Based on data collected by Henley & Partners, the UK’s wealth exodus is expected to include 85 centi-millionaires and 10 billionaires (US$).
Record surge in UK investment migration applications reflects growing concerns.
Henleys claim that Brits have risen from 20th place on its client source market list in 2018, to 4th place in terms of global demand for alternative residence and citizenship options for 2025.
Stuart Wakeling, head of Henley & Partners’ UK office points out,
“The UK’s high tax rates and concerns about additional tax hikes are highlighted as being among the main reasons for the wealth exodus.”
Stuart Wakeling
So what does this mean for Gibraltar's Property market?
Following a slow start to the year, we have seen an uptick in activity from the summer onwards. With less money coming in from outside, seemingly everyone was relying on everyone else to be able to purchase and, with no money coming in from an external market, all the capital was held in property and the market ground to a halt.
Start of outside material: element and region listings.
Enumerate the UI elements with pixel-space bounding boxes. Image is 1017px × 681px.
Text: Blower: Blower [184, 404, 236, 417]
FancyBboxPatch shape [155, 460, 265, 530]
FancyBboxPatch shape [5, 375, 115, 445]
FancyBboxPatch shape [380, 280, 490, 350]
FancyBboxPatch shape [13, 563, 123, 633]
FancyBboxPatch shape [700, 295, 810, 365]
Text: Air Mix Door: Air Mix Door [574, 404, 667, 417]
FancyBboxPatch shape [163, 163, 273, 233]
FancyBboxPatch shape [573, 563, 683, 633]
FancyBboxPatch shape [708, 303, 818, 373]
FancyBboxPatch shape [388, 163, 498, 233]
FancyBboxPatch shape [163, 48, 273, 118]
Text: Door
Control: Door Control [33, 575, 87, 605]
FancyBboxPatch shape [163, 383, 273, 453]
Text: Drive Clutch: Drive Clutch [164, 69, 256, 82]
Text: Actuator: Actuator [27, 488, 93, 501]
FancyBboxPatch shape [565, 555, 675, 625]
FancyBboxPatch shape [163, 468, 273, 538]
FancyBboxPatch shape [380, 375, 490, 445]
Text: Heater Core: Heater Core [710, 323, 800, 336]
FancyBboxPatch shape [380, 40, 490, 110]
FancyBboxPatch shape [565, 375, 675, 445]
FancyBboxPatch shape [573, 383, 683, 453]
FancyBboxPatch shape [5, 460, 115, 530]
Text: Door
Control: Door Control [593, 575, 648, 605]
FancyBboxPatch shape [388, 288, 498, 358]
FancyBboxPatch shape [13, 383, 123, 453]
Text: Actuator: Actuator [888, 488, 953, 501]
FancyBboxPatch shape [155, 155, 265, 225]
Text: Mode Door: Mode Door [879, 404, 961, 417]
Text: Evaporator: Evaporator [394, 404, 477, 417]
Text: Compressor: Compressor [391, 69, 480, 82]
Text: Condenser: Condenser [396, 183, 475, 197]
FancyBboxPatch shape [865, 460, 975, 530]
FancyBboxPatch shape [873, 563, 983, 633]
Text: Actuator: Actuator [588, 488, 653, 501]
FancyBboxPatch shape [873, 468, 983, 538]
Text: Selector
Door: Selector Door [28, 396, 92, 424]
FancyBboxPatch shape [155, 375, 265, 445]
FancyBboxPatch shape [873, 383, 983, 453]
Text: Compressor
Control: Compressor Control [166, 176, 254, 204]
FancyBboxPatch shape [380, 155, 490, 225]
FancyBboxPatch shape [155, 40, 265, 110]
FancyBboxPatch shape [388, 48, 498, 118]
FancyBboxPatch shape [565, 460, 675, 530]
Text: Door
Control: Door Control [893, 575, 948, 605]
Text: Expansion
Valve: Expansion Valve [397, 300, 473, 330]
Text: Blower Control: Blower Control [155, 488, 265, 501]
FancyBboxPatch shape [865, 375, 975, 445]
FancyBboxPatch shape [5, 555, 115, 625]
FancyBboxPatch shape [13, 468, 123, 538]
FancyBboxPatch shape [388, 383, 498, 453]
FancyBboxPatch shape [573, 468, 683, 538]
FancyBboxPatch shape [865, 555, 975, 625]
We have seen an increase in Cat II applications at Richardsons over the past few months, possibly driven by the Labour government’s tax forecasts, but also due to more local political factors such as the EU’s imminent EES system which should make entry into the EU via our own frontier much more certain for UK nationals. The decision will be an automatic one based on electronic ‘stamps’ rather than the will of a border guard.
We expect this trend to continue throughout 2025, with increased numbers of Cat II applications bolstering the upper end of the market place, while the trickle down effect of funds coming into the market place will allow families to help their adult children onto the ladder, bolstering the Local Market properties and the lower end Open Market too.
The increased numbers of arrivals into Gibraltar looking to rent in the short term, could also see rents rise further (we have seen approximately 10% rent increases through 2024) meaning the buy to let sector could be stirred into action at both ends of the value ladder.
In addition, the additional squeezes on private landlords in the UK are causing many to exit the market altogether. These liquidised assets need to be reinvested somewhere and Gibraltar property currently offers some very attractive annual returns compared to many UK cities.
So how many of the 6,500 HNWIs leaving the UK for the rest of Europe will make it to our great territory? It’s hard to say, but with a population of 39,000 (UN estimate 2024) it wouldn’t take many of them to arrive to boost our economy and give a firm push to our property market.
Disclaimer:
It should be noted that despite their importance, taxes are by no means the only driver of the ongoing exodus of millionaires out of the UK. Other economic and finance-related reasons include:
- The impact of Brexit on financial markets and general business opportunities in the UK.
- Failure to recover from the 2008 financial crisis. Britain has been one of the worst-performing economies in the world since the crisis, when measured in USD terms, with total private wealth held in the country down by -10% since its 2007 pre-crisis peak (in USD). The UK’s GDP per capita (in USD) is also down -3% over this period, which compares very poorly to the US (+70%) and the world (+52%) – see link. It is worth noting that back in 2007, the UK had a higher GDP per capita than the US but now it ranks well behind.
- The UK’s main equity index (the FTSE 100) has also performed poorly since the 2008 financial crisis and is down by -23% since 2007, when measured in USD terms. This compares very poorly to positive growth of +228% in the S&P 500 and +101% in the MSCI World Index over the same period.
- The growing dominance of the US and Asia in the global hi-tech space has caused several wealthy tech entrepreneurs in the UK to reconsider their base location, with many moving to tech hubs in North America and Europe. Brexit has arguably exacerbated this trend.
- The dwindling importance of the London Stock Exchange (LSE). The LSE was once the world’s largest stock market by market cap but now ranks 11th globally. Its performance over the past two decades has been particularly poor, with a large number of delistings and relatively few new IPOs. The FTSE 100 has also performed poorly, as mentioned earlier.
Wealth versus GDP:
We consider wealth to be a far better measure of the financial health of an economy than GDP. The reasons for this include:
- In many countries, a large portion of GDP flows to government and therefore has little to no impact on private wealth creation.
- GDP counts items multiple times. For instance, if someone is paid USD 100 for a product or a service and they then pay someone else that same USD 100 for another product or service, USD 200 will be added to the country’s GDP despite the fact that only USD 100 was produced at the start.
- GDP largely overlooks the impact of property and stock market moves, yet these two factors clearly have a significant impact on wealth creation.
- GDP is a relatively static measure that tends to move only slightly year on year. It also has a time lag.
Wealth figures, on the other hand, have none of these limitations, making them a far more accurate gauge of the true financial health of an economy than its GDP figures.